Katherine DeBerry, a representative from Prudential, said the firm applauds the passage of Secure 2.0, stating that it “will help ensure employees’ retirement savings last a lifetime.”
A representative from Blackrock declined to comment and Pacific Life, the Business Roundtable and American Council of Life Insurers did not respond to Associated Press requests for comment. The disclosure forms require only minimal information about the outcome the lobbyists sought.
Retiring Sen. Rob Portman, R-Ohio, and Sen. Ben Cardin, D-Md., had been ushering Secure 2.0 through the massive spending bill known as an omnibus. Nearly half of the 92 provisions in Secure 2.0 come, in full or part, from CardinPortman legislation that was approved unanimously by the Senate Finance Committee in the summer.
“Senator Cardin is proud of his role producing a balanced package that is supported by business, labor and consumer groups,” Cardin spokesperson Sue Walitsky said in a statement. “It protects and encourages retirement savings among the most vulnerable, particularly lower-income individuals.”
Mollie Timmons, a spokesperson for Portman said the provisions of Secure 2.0 will “help part-time workers and help more small businesses offer retirement plans to their workers, which is where most lower-income workers are employed.”
Both lawmakers’ campaigns have received large contributions from firms tied to the retirement industry, according to OpenSecrets — with Cardin receiving $329,271 from the securities and investment industry from 2017 to 2022 and Portman receiving $515,996 from the same industries in the same period.

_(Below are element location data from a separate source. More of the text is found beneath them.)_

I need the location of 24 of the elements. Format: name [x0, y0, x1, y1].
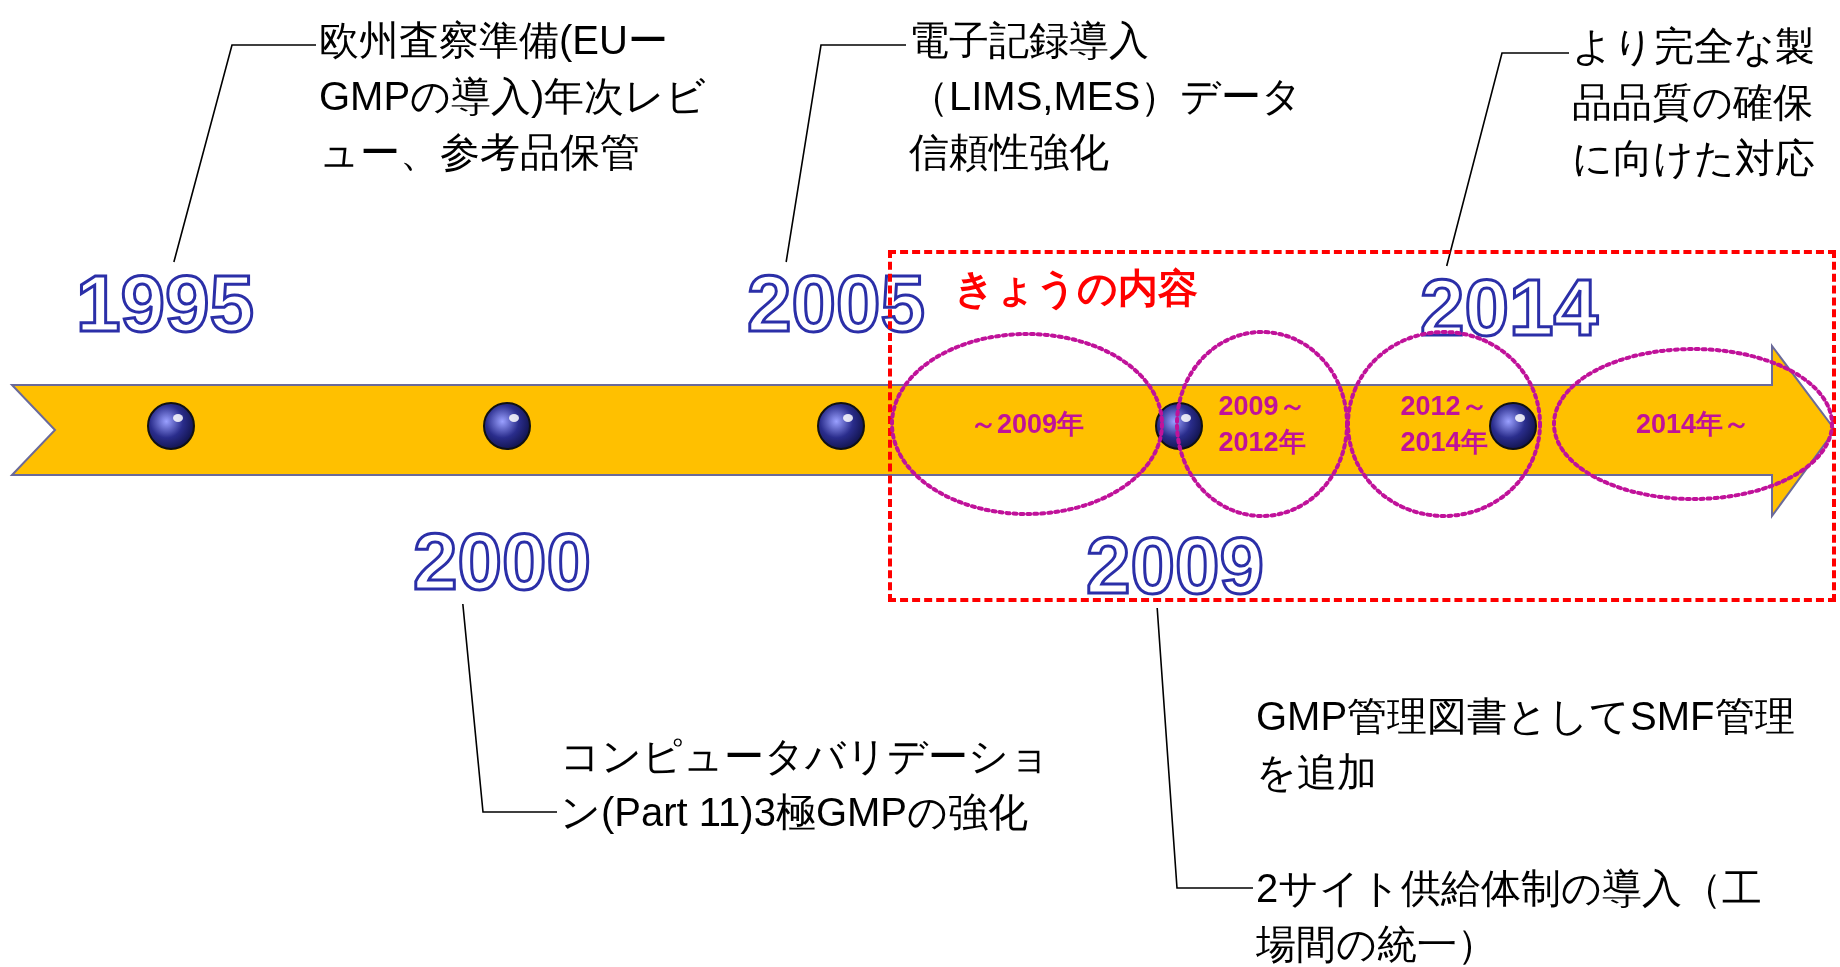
- period-ellipse: [1177, 332, 1347, 516]
- period-label: 2009～2012年: [1217, 390, 1307, 459]
- annotation-text: 電子記録導入（LIMS,MES）データ信頼性強化: [909, 12, 1309, 180]
- annotation-text: GMP管理図書としてSMF管理を追加: [1256, 693, 1796, 796]
- period-label: 2012～2014年: [1399, 390, 1489, 459]
- annotation-text: 2サイト供給体制の導入（工場間の統一）: [1256, 865, 1764, 967]
- year-label: 2014: [1420, 268, 1598, 348]
- leader-line: [462, 603, 558, 813]
- year-label: 2005: [747, 264, 925, 344]
- period-label: ～2009年: [969, 408, 1085, 441]
- leader-line: [1156, 607, 1254, 889]
- annotation-text: 欧州査察準備(EUーGMPの導入)年次レビュー、参考品保管: [319, 12, 719, 180]
- leader-line: [1445, 52, 1570, 267]
- annotation-text: コンピュータバリデーション(Part 11)3極GMPの強化: [560, 728, 1060, 840]
- period-label: 2014年～: [1635, 408, 1751, 441]
- section-title: きょうの内容: [954, 265, 1198, 312]
- leader-line: [785, 44, 907, 263]
- year-label: 1995: [76, 264, 254, 344]
- year-label: 2000: [413, 522, 591, 602]
- leader-line: [173, 44, 317, 263]
- period-ellipse: [1554, 349, 1832, 499]
- period-ellipse: [892, 334, 1162, 514]
- year-label: 2009: [1086, 526, 1264, 606]
- annotation-text: より完全な製品品質の確保に向けた対応: [1572, 18, 1822, 186]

There are good provisions in the legislation for average Americans, experts say, like the creation of employer emergency savings accounts alongside retirement accounts. The new accounts let workers create tax-protected rainy day funds. The legislation also expands the saver’s credit, which provides a 50 percent tax credit on savings up to $2,000, that will be deposited directly into a taxpayer’s IRA or retirement plan.